A possible one-year extension of federal payments to timber producing counties could mean as much as $10-million for Lane County.  But if the money does come, it could be saved for the future.  Fourth District Congressman Peter DeFazio said a House-Senate Conference Committee approved the one-time deal yesterday; it’s expected to go before the full congress for a vote tomorrow.  It would distribute a total of $346-million to 700 counties in 41 states.  About $100-million would go to Oregon, and about ten-percent of Oregon’s share would go to Lane County.

The Board of Commissioners would have to decide whether or not to plug it back into the budget for the coming year.  It’s likely, though, that they would opt to hang on to it for the future.  Lane County cut just under $100-million from its budget this year because of revenue shortfalls.  Officials have said they will likely be facing dramatic cuts again next year.

If Congress approves the money, the Lane County Board will discuss what to do with it at their next meeting, July 11th.

Tsunami debris task force formation urged

Oregon Govern John Kitzhaber has asked the Oregon Office of Emergency Management to put together a task force charged with preparing plans and procedures for dealing with the tsunami debris from Japan.  It’s been washing up on Oregon beaches for several months now, and there’s been a recent upsurge in the amount and variety of debris reported.  Scientists still say the bulk of the debris is still yet to come.  Kitzhaber has asked the interim director of the OEM, Mike Caldwell, to head up that panel.  Kitzhaber and Washington Governor Chris Gregoire have also called on the federal government for assistance in paying for the cleanup and disposal of debris that washed to sea following the March 2011 disaster.

Follow the directions on that bug bomb

Fleas can be a common problem in the home this time of year.  Carpets and upholstery can be a prime breeding habitat.  One way used by many people to rid their home of the pests is a pesticide fogger; also known as a bug bomb.  Sunny Jones with the Oregon Department of Agriculture’s pesticide program says that poses a variety of hazards.  Earlier this spring a home in Brookings was destroyed by explosion and fire when the resident used several foggers at once.  Nobody was hurt, but Jones said it points out the need to follow instructions.  She says there can be a simple alternative.

Sunny Jones – “Vacuuming your carpets well can help pull up, for example, flea eggs, which is typically what somebody might be using an indoor fogger for– they have concerns about fleas. You might consider treating your pets so that you don’t have fleas on the animals to begin with.”  

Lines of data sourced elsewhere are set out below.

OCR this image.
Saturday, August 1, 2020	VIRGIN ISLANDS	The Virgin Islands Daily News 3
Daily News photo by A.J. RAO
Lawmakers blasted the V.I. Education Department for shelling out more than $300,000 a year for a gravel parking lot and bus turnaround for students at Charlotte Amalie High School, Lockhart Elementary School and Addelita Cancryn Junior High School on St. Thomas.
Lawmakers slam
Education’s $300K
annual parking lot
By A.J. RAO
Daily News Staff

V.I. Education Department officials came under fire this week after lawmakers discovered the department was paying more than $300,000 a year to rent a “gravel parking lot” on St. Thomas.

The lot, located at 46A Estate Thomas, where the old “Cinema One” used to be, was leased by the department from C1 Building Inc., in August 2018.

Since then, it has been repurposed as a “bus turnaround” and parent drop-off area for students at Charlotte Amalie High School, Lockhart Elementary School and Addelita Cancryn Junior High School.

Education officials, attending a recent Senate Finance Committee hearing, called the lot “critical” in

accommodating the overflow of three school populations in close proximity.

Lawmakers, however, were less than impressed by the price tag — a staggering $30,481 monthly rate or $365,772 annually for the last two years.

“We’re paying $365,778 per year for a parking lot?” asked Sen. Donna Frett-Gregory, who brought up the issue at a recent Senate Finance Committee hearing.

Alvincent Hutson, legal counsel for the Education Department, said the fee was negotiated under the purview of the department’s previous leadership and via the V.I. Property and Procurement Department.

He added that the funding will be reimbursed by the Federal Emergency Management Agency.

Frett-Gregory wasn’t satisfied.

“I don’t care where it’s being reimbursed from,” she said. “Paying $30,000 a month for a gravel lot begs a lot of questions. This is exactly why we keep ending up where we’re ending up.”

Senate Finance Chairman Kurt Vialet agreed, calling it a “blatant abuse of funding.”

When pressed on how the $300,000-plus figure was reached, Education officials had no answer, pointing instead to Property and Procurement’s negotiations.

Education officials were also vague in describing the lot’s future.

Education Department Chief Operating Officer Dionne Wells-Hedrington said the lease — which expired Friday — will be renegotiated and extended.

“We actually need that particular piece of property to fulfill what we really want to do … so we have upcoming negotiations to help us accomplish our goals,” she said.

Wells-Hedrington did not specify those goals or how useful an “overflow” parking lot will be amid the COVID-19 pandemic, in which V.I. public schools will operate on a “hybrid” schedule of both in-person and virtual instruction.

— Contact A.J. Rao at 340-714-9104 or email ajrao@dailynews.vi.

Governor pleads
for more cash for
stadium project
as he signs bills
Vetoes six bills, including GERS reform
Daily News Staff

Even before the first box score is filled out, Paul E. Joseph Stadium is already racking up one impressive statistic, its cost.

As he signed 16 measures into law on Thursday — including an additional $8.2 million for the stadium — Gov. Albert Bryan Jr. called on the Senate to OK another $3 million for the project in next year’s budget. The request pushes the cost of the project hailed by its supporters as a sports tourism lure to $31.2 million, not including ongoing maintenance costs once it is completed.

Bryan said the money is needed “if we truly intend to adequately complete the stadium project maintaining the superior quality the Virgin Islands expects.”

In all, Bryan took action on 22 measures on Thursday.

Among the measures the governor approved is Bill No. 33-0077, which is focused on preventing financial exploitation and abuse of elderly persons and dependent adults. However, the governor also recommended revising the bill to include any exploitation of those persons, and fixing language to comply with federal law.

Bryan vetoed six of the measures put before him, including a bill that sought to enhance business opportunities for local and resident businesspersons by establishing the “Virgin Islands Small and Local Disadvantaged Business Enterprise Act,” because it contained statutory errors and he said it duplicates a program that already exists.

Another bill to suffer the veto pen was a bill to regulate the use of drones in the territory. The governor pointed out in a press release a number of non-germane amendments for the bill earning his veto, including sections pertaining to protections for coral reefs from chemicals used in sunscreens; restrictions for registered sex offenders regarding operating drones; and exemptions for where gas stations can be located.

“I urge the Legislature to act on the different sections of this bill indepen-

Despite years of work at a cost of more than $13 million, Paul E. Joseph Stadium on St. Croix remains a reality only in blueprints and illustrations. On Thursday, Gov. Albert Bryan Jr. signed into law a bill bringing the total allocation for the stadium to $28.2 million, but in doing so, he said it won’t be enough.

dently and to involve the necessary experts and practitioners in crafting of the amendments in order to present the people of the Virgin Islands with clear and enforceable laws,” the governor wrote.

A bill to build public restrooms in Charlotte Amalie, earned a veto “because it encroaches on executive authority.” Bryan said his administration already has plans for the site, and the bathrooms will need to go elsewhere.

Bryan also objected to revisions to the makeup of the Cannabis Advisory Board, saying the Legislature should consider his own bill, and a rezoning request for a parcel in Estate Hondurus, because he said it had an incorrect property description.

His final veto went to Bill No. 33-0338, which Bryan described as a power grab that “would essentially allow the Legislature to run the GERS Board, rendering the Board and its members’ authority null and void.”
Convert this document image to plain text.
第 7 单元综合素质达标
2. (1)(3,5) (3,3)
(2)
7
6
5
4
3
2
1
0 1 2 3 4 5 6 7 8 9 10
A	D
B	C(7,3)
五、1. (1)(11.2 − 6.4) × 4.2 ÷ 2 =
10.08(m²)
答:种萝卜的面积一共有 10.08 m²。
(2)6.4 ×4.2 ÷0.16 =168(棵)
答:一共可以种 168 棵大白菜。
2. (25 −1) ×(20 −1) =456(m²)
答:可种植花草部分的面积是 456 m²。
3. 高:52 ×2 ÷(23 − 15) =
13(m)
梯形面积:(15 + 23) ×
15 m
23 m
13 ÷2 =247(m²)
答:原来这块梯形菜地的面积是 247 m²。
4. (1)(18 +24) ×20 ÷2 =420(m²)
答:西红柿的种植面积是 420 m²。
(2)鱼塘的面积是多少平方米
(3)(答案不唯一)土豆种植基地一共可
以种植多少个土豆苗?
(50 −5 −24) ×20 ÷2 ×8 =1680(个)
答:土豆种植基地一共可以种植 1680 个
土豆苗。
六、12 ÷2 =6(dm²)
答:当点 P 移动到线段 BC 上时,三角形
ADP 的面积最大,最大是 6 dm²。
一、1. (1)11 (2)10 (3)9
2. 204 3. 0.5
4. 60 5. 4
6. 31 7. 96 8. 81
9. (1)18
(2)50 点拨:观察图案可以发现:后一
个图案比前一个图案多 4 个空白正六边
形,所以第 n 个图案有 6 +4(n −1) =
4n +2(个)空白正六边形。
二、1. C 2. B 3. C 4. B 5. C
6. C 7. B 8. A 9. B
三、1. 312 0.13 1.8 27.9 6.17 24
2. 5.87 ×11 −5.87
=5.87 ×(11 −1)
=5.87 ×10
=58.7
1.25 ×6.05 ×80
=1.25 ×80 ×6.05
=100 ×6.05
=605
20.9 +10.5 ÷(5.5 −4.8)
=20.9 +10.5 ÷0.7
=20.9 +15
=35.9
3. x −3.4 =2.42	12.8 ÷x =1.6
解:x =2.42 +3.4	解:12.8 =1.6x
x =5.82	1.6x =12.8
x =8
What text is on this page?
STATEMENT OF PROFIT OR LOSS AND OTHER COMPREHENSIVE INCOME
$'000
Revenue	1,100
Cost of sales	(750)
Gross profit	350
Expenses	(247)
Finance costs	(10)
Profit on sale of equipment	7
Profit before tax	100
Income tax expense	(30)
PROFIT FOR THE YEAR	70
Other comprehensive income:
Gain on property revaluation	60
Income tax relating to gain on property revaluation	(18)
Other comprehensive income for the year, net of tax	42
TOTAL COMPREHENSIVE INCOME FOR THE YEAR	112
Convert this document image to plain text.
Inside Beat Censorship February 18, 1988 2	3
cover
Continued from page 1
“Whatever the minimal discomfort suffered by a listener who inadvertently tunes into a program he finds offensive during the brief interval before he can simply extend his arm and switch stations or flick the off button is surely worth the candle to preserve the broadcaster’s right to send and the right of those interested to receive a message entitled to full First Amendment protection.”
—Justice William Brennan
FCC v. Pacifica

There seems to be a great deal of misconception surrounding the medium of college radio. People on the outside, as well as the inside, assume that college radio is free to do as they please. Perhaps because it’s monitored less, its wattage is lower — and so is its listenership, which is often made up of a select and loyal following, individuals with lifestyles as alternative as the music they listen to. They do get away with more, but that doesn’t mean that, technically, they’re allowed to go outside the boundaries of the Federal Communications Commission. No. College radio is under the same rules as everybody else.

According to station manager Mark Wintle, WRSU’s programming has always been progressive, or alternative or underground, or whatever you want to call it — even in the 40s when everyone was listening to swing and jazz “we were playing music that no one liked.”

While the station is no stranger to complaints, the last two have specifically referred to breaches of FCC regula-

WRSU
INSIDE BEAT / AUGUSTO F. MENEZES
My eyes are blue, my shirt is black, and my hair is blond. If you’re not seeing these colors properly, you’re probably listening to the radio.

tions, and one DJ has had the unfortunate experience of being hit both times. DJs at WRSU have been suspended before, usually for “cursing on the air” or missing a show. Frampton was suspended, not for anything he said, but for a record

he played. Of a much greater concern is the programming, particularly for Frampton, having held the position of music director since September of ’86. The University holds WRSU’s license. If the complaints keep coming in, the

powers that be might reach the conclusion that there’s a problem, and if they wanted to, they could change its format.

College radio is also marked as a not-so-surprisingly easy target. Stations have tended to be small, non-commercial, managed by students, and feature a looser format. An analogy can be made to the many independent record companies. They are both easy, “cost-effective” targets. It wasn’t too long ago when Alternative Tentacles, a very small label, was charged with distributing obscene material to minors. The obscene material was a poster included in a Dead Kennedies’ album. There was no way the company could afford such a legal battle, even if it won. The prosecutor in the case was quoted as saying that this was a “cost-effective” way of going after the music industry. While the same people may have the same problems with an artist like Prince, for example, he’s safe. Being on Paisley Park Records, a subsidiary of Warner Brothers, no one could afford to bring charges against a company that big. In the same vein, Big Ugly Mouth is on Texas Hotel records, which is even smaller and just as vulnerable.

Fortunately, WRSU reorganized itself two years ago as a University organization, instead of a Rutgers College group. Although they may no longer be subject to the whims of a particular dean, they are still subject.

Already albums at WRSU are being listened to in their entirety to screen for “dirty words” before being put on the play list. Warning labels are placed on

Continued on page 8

Illnesses associated with exposure to the pesticide can be far more common… that’s why following the label instructions or even consulting a pest control expert could be a better alternative.

What’s that?

Florence police officer Shawn Morgan spotted the car last Thursday evening… it was driving too fast.  When he pulled the vehicle over, it appeared to him that the driver was intoxicated.  There was also something else bothering the officer.  Several items in the car caused him to believe the driver did not own it.

He didn’t.

A check with the Newport Police Department confirmed the car had just been reported stolen from outside a restaurant in that community.  As 40-year old David Wooten was being taken into custody, he was also asked about a set of golf clubs found in the trunk.

Morgan asked Wooten if he played.  The man replied “yeah, and I’m good”.  The officer asked him what his handicap was.  The response:  “I have poor circulation in my right leg”.